A foundation staff member of Burnet Institute since 1986, Professor Crowe has held a number of major positions including: Associate Director (Clinical Research); NHMRC Principal Research Fellow; Head, WHO Regional Reference Laboratory for HIV Resistance; Head, Centre for Virology; Program Director, Health Ageing, and led a number of laboratories and programs including: Pathogenesis and Clinical Research Program; International Clinical Research Laboratory; Pathogenesis Laboratory; and the Flow Cytometry Laboratory. She was also Principal Specialist in Infectious Diseases at The Alfred hospital and Professor of Medicine and Infectious Diseases at Monash University, Melbourne.
Image: With Dr Anna Hearps, Professor Crowe led Burnet’s Healthy Ageing Program.
Her career began in 1968 as a medical laboratory scientist at the Repatriation General Hospital in Melbourne. She is internationally recognised as a clinician researcher with a primary focus around HIV and pathogenesis, and has made significant contributions in understanding the role of monocyte subsets and macrophages in HIV pathogenesis. Professor Crowe also worked closely with Burnet’s Associate Professor David Anderson on development of low-cost CD4 tests to monitor HIV infection in developing countries.

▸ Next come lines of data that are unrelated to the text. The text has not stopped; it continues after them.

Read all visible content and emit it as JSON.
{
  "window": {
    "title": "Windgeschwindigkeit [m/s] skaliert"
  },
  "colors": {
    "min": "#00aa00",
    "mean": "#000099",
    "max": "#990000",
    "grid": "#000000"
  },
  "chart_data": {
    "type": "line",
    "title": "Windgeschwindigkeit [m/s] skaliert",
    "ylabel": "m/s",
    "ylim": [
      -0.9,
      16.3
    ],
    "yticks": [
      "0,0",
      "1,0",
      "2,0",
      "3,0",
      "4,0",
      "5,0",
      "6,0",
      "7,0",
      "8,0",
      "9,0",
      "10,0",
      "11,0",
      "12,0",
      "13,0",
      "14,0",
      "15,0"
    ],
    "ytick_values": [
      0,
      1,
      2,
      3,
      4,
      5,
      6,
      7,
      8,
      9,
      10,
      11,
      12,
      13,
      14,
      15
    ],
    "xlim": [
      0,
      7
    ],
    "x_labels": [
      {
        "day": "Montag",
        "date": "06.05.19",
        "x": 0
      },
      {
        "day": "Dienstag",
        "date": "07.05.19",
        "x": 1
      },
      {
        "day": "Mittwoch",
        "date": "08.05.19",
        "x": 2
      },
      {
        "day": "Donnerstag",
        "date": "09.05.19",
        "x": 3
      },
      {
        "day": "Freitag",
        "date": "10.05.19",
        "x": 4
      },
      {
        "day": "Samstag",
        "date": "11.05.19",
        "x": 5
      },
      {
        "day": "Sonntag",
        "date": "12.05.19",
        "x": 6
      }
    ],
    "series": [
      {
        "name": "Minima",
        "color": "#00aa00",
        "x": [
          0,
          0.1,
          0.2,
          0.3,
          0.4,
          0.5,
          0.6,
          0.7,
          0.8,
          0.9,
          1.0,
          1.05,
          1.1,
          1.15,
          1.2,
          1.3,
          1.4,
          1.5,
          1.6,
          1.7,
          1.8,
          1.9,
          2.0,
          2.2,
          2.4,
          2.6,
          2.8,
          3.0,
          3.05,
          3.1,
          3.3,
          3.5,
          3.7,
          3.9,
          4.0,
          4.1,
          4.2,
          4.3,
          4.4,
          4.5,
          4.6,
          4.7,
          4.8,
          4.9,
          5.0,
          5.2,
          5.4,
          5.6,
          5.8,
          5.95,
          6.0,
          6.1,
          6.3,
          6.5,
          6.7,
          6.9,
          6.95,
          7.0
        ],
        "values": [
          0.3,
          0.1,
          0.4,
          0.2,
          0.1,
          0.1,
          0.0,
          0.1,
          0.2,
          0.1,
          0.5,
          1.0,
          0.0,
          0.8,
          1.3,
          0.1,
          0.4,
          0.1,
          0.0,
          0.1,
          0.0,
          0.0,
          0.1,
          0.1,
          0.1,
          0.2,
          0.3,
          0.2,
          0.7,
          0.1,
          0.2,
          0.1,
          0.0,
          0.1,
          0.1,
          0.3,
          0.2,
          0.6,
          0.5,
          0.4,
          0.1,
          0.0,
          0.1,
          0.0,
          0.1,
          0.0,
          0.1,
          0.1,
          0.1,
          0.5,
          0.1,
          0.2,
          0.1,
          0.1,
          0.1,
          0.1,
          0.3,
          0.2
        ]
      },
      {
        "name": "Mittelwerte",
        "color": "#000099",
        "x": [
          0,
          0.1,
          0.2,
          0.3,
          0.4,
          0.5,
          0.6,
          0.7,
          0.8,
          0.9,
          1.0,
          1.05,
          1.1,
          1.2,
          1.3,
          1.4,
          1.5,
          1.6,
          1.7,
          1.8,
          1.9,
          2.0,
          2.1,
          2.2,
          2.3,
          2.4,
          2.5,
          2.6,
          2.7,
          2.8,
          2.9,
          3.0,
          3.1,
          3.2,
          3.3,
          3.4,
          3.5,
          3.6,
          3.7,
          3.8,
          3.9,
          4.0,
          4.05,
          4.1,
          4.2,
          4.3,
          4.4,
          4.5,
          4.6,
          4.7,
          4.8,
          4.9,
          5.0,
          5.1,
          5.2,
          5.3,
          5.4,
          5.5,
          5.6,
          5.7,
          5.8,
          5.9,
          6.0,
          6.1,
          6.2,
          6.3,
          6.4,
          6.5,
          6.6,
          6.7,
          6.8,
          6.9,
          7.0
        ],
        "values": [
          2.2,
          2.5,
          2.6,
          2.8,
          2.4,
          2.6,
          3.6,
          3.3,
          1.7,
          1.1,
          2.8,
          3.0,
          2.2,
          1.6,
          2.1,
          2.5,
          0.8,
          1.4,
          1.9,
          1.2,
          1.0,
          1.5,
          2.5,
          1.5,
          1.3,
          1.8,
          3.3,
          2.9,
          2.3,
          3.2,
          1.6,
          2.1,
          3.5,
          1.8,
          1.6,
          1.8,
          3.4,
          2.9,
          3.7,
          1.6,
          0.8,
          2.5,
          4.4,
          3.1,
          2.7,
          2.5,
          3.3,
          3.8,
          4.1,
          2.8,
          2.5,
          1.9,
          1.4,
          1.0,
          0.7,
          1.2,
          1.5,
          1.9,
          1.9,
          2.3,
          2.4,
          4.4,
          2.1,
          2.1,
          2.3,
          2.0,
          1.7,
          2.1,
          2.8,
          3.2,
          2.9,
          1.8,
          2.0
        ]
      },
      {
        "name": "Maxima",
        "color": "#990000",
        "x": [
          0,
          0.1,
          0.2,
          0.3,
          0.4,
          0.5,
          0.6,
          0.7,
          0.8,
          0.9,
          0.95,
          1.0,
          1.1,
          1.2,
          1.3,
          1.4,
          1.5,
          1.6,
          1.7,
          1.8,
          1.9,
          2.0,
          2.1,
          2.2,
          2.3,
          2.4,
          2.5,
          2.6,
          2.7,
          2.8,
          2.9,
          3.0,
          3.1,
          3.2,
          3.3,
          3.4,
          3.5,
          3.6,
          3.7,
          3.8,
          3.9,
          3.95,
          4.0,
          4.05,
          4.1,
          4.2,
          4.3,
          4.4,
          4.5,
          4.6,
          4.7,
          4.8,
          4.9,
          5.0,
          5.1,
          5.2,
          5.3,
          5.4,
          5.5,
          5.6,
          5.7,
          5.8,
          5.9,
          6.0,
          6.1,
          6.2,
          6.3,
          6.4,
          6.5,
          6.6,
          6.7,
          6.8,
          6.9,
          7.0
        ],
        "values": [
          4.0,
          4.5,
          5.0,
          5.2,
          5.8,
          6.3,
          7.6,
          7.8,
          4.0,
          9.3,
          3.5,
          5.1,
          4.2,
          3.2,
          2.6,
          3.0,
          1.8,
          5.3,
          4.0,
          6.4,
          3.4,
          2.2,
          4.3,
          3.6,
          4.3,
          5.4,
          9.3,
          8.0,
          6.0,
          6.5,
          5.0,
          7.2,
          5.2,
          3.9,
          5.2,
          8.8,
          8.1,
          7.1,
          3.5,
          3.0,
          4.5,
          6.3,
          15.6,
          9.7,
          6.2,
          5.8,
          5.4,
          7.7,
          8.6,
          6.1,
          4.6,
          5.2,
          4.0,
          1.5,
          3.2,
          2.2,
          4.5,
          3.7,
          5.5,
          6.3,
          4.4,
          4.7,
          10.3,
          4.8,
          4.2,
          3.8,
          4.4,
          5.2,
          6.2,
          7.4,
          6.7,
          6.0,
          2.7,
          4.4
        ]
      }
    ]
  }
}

Image: With Associate Professor David Anderson launching Burnet’s CD4 HIV point-of-care test at AIDS 2012.
She was honoured as a Member of the Order of Australia (AM) in 2011 in recognition of her outstanding services to medical research in HIV/AIDS medicine and infectious diseases as an academic, clinician and researcher, and to professional associations.
At the forefront of Australia’s response to the AIDS epidemic of the 1980s, Professor Crowe along with close colleague and friend Associate Professor Anne Mijch, set up the first HIV clinic in Melbourne in 1984, based at Fairfield Hospital.
“At the clinic initially about 25 per cent of patients turned out to be HIV-positive, probably because those who came to the clinic were aware of their risk or were already sick. We used to go to funerals all the time,” Professor Crowe said.
Image: Dr Ron Lucas with Professor Suzanne Crowe AM and Associate Professor Anne Mijch at Fairfield Hospital in 1991.
Read her insightful first-hand account, Reflections: The early days of the HIV epidemic in Burnet’s IMPACT magazine.
In bidding farewell to Professor Crowe tributes have flowed from many colleagues and students she has mentored, including Dr Clovis Palmer.
Dr Palmer heads the Palmer Group: Immunometabolism in HIV and Inflammatory Diseases at Burnet.
“It is hard to find a better mentor and more devoted scientist than Suzanne. When I started out at Burnet Institute eight years ago under her mentorship, I quickly realised how patient-oriented her scientific thought process was,” Dr Palmer said.
“She has an exceptional command of basic science and is one of a few in the field who is able to direct you back to what it all means for the patients.
“Her love for science is also infectious – there is a good reason why she internationally regarded as the “Monocyte Queen” and everyone who comes in contact with her, somehow ends up falling in love with monocytes - no one is spared!
“She has earned the highest respect from her peers by her in-depth knowledge of the field and impeccable collaborative skills. I think her legacy which she is most proud of is the success of her students and mentees – a measure of a great scientist and leader.”
Burnet Institute and the medical research and scientific community will honour Professor Crowe’s achievements and legacy later this year. We wish her all the best in her retirement!